しばしアニマルセラピーでサトミを癒してあげていたら、コリスがわしを取り上げてパクッと食べた。どうやらランチの時間みたいだけど、いまはやめてくれ。
せっかくサトミの緊張が解けていたのに、さっきの非常事態を思い出してしまったじゃろうが……
このままでは、またわしのことを魔王とか言いそうなので、サトミにも猫の国料理を出して機嫌取り。べティの作りしフランス料理は、全て高級食材を使っているのでサトミの記憶改竄に役立ってくれた。

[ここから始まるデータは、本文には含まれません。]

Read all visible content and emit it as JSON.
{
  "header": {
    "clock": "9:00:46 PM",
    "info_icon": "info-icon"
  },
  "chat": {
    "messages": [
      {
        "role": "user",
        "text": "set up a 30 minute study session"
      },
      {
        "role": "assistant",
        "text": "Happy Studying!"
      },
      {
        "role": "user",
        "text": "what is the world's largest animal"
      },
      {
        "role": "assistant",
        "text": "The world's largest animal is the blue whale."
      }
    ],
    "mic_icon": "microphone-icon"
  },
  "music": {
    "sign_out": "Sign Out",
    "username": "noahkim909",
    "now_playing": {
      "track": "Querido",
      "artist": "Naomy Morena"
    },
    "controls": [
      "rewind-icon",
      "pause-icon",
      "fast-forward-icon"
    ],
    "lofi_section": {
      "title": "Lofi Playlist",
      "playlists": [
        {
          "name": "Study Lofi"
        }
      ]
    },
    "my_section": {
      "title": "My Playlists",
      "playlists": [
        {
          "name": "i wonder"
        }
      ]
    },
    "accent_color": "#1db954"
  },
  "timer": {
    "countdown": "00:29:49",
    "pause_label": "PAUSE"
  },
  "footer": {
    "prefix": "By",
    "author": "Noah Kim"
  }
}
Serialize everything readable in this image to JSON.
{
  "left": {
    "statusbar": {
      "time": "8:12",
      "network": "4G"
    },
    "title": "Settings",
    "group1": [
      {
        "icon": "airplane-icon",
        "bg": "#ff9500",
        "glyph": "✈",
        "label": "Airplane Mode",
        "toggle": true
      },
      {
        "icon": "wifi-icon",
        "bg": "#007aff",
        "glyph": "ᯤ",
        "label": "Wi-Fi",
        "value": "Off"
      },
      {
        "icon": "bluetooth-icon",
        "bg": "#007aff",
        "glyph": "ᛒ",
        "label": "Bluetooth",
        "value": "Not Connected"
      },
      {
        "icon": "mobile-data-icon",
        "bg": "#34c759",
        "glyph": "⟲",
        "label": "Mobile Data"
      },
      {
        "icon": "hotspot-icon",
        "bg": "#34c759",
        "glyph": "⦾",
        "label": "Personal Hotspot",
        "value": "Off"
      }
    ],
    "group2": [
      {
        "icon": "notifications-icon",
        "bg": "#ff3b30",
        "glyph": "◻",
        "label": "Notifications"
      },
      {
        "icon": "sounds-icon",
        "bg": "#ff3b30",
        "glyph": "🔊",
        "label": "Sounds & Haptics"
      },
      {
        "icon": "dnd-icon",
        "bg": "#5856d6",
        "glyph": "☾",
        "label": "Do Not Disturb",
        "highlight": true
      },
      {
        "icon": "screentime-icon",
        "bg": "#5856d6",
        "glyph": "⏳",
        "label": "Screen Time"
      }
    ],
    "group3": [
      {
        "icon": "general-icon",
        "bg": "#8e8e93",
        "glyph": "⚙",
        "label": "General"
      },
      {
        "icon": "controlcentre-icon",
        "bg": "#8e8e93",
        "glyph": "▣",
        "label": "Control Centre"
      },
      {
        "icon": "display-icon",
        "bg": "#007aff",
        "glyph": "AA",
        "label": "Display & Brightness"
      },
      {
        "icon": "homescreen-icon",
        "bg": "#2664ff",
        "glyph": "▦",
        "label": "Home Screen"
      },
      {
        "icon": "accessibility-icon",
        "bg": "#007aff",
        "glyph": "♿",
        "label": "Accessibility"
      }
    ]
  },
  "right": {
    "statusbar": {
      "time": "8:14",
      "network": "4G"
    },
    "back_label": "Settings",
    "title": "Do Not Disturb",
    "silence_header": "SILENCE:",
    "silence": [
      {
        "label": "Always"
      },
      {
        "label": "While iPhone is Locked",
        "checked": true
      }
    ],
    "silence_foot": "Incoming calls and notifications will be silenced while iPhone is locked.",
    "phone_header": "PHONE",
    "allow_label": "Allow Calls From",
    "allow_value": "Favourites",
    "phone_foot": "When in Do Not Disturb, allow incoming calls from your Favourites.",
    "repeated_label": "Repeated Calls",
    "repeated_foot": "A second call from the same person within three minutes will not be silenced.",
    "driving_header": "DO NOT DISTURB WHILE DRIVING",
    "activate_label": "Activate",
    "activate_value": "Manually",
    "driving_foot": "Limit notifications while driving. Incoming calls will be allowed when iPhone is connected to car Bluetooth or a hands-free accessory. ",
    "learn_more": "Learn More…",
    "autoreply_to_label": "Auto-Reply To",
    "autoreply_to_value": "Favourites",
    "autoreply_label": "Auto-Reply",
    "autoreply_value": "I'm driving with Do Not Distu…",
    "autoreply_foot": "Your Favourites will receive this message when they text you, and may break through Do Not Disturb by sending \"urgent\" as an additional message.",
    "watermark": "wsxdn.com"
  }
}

「すっごく美味しいお肉ですね。ドラゴン肉に匹敵しそうです」
「ドラゴンって美味しいんにゃ~。どこかで食べられたりするにゃ?」
「めったに仕入れられないので、たまにしかうちにも並びません。冒険者さんが二十人以上で狩って来るそうですよ」
「あ、じゃあ、依頼に上がっているんだにゃ。探してみるにゃ~」
「是非!」
サトミはドラゴン肉が好物みたいなので、完全に魔王のことは忘れてくれた。なのでわしはホッと胸を撫で下ろし、べティと今後について話し合う。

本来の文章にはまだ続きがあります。